The pureHeapExit function has the effect of instantly (and precisely!)
collecting all of the memory allocated in the non-leaky pure function 
and in every leaky function that it called.

In any pure function, leaky or non-leaky, when memory is allocated, call
pureMalloc instead of gcMalloc when allocating. (Non-leaky pure 
functions will of course always allocate on the pure heap.).

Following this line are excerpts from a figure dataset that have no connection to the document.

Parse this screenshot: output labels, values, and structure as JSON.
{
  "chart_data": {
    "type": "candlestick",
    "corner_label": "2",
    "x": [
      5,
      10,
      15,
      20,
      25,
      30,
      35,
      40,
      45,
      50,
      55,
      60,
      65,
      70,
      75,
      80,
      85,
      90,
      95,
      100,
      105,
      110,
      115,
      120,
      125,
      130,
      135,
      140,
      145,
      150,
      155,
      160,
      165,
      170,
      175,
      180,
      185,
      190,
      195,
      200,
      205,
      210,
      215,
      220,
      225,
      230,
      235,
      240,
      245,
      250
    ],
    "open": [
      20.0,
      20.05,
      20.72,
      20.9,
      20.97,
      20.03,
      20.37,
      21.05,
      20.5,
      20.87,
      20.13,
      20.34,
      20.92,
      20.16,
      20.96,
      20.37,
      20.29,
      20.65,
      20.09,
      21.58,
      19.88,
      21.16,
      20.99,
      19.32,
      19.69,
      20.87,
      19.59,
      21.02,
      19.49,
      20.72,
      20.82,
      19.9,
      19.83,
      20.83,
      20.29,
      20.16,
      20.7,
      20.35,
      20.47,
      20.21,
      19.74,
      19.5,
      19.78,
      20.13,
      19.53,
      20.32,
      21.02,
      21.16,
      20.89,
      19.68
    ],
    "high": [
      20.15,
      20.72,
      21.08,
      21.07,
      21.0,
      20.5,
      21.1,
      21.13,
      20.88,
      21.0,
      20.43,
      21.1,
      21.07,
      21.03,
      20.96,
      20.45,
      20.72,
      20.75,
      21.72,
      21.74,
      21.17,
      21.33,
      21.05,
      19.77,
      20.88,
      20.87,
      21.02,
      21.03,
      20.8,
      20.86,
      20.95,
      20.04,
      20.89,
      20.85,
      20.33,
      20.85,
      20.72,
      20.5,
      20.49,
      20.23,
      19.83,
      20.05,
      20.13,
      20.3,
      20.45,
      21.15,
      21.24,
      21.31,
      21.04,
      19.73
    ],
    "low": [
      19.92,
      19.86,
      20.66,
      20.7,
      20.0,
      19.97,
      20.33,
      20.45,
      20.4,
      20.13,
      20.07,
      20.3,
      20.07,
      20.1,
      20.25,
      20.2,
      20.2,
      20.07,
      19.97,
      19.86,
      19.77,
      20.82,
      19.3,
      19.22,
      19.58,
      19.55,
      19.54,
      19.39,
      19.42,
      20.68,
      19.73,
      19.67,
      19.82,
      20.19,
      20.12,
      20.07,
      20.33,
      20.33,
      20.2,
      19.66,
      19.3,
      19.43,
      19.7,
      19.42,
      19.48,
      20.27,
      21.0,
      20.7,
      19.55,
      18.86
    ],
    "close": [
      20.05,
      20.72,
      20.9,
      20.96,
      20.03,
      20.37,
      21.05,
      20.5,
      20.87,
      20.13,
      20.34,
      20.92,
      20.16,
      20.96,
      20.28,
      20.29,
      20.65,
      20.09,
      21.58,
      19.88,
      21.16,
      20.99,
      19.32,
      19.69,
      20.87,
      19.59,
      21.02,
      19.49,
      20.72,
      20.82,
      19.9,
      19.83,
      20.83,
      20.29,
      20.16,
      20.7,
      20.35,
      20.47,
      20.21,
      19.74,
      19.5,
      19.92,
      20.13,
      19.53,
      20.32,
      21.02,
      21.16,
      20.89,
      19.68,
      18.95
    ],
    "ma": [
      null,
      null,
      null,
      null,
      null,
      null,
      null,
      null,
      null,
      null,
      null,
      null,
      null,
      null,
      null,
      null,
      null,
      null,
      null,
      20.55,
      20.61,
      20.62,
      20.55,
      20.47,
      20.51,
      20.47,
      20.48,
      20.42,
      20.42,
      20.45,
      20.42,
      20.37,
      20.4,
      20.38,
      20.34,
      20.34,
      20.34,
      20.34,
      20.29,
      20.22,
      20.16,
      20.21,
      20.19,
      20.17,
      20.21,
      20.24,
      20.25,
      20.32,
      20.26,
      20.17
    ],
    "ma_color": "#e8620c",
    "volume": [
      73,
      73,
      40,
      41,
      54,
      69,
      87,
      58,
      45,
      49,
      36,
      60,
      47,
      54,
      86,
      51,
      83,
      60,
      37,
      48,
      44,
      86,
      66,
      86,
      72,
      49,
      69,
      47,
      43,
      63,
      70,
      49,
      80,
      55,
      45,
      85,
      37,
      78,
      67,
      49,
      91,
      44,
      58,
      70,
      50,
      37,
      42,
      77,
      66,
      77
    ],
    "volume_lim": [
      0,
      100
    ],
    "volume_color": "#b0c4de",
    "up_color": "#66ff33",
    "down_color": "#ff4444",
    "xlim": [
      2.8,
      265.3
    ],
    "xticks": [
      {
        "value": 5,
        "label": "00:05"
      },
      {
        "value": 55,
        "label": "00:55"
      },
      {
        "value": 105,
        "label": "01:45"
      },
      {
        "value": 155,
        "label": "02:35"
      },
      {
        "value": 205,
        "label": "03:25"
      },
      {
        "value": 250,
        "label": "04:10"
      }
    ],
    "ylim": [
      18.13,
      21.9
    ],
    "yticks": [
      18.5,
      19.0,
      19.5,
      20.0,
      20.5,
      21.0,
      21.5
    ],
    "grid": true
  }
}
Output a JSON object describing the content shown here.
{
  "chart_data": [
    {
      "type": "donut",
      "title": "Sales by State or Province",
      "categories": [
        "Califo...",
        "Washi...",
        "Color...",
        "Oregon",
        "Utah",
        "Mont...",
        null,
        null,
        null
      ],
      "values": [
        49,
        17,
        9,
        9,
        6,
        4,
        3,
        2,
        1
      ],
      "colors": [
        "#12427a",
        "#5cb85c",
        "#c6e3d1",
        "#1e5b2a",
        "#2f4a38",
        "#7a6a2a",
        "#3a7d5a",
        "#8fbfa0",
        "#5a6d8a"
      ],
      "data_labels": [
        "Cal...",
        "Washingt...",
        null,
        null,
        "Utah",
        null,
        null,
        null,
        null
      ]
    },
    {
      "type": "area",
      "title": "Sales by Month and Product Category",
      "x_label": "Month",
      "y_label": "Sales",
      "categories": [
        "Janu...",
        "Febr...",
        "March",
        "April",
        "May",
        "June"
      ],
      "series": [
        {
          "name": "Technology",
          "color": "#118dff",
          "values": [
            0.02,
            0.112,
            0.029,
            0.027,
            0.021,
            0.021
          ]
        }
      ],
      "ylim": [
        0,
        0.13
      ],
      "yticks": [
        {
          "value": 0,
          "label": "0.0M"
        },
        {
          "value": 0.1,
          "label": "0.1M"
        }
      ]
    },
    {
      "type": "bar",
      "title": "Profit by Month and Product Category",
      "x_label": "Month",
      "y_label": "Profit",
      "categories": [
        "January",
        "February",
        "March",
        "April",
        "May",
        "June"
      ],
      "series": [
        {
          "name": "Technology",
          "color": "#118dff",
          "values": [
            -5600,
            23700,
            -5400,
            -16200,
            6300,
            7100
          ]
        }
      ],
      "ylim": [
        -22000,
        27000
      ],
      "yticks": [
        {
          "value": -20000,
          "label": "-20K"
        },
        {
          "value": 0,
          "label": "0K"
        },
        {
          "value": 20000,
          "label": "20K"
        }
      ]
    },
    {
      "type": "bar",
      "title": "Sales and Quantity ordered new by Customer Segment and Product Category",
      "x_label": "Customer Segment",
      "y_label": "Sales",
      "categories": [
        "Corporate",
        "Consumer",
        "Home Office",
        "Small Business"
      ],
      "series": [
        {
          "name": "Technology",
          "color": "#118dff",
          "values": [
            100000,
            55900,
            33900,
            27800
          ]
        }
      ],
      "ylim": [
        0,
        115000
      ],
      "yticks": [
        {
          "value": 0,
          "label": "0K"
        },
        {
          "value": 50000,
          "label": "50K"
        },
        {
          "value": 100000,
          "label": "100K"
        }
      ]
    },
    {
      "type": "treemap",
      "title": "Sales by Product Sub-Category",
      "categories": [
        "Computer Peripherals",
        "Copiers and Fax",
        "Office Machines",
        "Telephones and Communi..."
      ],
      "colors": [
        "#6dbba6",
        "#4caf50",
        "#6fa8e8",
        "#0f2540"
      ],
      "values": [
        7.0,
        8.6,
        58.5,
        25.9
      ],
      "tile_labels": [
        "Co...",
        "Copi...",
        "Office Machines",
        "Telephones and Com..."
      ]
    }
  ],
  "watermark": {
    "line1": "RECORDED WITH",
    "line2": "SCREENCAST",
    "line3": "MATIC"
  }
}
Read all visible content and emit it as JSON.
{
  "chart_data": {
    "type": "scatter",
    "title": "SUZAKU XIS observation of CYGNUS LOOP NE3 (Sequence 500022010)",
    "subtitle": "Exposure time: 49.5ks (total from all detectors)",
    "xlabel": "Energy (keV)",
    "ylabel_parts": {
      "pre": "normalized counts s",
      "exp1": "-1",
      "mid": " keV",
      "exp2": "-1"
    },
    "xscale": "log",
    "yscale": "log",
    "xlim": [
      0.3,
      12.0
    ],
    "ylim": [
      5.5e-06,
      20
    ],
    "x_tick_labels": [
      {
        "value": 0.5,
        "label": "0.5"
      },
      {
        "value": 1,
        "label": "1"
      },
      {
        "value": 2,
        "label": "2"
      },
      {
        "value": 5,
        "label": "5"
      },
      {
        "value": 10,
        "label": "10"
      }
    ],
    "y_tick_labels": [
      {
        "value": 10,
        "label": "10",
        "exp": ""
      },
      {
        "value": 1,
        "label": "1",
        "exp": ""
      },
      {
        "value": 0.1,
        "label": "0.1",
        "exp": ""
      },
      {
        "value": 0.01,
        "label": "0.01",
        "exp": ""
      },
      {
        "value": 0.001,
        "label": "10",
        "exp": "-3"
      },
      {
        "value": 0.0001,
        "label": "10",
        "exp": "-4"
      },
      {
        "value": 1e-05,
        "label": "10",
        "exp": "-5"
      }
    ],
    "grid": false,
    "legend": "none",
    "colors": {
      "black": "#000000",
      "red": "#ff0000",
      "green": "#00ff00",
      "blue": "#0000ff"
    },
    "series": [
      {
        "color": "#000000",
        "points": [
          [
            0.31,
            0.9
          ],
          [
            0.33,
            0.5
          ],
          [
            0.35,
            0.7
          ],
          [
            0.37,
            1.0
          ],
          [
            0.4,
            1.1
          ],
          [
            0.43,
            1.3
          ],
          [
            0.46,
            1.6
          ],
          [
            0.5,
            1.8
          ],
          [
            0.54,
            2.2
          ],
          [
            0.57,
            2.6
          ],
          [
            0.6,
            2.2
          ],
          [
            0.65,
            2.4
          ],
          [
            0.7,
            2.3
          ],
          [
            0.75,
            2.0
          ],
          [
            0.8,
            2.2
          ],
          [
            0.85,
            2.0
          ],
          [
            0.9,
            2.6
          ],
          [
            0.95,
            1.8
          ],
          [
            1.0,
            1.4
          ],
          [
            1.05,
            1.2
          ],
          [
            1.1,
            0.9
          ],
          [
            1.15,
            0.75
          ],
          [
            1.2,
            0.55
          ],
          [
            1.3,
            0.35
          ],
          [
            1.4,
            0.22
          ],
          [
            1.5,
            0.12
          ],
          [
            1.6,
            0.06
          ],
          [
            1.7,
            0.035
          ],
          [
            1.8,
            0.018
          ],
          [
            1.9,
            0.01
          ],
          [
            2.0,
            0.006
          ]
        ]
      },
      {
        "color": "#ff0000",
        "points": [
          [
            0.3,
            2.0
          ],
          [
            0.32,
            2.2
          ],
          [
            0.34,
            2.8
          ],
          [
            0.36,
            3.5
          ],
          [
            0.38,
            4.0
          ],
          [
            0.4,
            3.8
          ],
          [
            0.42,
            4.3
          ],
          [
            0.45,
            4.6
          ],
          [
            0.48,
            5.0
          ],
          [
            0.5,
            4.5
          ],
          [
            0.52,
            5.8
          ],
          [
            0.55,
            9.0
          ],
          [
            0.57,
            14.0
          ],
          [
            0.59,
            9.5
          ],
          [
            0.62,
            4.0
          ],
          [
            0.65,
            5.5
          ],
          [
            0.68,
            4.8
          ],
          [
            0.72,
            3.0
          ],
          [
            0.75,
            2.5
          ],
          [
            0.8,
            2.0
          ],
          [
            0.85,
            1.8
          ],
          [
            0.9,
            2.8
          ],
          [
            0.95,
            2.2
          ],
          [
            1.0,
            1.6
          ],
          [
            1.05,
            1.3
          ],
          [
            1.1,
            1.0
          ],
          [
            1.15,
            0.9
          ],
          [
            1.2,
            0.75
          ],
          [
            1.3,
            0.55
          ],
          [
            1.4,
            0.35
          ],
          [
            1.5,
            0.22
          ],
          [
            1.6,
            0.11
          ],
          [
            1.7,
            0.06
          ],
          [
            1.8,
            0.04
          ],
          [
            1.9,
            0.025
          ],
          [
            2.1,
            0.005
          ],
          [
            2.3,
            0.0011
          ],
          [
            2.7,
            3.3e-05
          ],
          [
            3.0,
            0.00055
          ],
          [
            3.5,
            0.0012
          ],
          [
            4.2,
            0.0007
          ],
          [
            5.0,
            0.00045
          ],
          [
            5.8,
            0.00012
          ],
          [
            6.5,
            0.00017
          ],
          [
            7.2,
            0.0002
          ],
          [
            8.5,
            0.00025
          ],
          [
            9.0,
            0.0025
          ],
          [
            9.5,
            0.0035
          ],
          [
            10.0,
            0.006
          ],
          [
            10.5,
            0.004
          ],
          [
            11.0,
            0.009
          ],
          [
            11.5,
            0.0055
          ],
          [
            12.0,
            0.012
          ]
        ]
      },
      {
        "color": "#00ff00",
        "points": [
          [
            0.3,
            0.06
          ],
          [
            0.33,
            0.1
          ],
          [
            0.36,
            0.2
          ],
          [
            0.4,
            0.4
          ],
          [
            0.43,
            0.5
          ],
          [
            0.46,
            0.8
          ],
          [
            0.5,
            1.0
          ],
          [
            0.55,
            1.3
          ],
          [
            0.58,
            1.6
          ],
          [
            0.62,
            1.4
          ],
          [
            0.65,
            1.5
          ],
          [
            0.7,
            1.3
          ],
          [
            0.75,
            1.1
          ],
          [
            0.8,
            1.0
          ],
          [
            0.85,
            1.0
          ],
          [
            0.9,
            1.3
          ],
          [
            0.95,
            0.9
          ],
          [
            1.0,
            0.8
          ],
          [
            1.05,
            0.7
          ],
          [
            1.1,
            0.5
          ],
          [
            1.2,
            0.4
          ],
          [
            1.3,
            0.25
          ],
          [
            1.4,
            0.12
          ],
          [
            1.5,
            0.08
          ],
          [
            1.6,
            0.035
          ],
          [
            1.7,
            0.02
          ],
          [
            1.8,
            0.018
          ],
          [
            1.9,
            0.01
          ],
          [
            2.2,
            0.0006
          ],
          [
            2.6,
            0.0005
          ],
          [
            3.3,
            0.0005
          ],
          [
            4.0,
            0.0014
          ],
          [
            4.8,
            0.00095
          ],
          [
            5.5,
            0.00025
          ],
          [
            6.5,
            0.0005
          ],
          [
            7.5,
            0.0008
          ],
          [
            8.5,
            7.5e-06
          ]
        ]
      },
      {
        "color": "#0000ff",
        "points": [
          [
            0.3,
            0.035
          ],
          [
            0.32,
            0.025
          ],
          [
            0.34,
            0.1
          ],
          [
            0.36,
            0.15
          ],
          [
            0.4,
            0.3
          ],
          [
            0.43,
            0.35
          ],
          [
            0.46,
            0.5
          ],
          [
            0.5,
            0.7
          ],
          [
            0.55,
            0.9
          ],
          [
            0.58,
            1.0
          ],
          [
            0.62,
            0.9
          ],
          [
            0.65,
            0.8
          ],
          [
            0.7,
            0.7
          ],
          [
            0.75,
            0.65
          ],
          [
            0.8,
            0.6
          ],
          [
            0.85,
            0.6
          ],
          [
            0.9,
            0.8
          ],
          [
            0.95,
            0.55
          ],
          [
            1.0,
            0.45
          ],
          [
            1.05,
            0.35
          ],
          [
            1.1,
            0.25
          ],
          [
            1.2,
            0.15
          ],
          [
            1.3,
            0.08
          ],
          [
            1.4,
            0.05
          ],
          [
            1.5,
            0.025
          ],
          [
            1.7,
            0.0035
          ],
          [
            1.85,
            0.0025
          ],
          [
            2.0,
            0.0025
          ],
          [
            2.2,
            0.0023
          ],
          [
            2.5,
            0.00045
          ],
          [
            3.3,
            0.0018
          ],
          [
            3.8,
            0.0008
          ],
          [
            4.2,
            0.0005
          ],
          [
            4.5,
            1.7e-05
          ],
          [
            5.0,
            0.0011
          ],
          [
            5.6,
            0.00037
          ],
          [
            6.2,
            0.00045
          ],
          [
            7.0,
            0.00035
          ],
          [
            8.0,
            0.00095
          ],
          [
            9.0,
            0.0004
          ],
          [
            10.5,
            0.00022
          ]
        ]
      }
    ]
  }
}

void *pureMalloc(int nbytes)
{
     if (!stackptr)
         return gcMalloc(nbytes); // we're leaky, do a normal malloc
     // we can use the pure heap
     auto r = heap + stackptr;
     stackptr += nbytes;
     return r;
}

REFINEMENTS
We can make this scheme more generally applicable. If there is a leaky 
return value which is cheap to copy, then we can pretend the function is 
non-leaky: at exit, if we were called with stackptr == 0, then we copy 
(deepdup) the return value to the gc heap, before calling pureHeapExit. 
If stackptr was non-zero, we don't need to copy it.

COMPLICATIONS
Classes with finalizers are an annoying complication. But again, we can 
look at all the functions we call, and all the 'new' operations we 
perform, to see if any finalizers exist. Maybe we could even have a 
separate finalizer heap?

Exceptions are the biggest nuisance, since they can also leak 
heap-allocated memory. A catch handler in a non-pure function would need 
to check to see if the pure heap 'stackpointer' is non-zero, and if so, 
it would need to do a deep dup of the exception, then clear the pure 
heap. Any pure function (leaky or not) which contains a catch handler 
would need to record the value of the savedstackptr at entry to the 
function, and the catch handler would need to unwind the pure heap until 
we get back to it.

In reality, things are going to be a bit more complicated than this. But
it seems to me that conceptually, something like this could still stay 
fairly simple and be very, very fast. With no changes required to the 
language, and not even any changes required to existing code.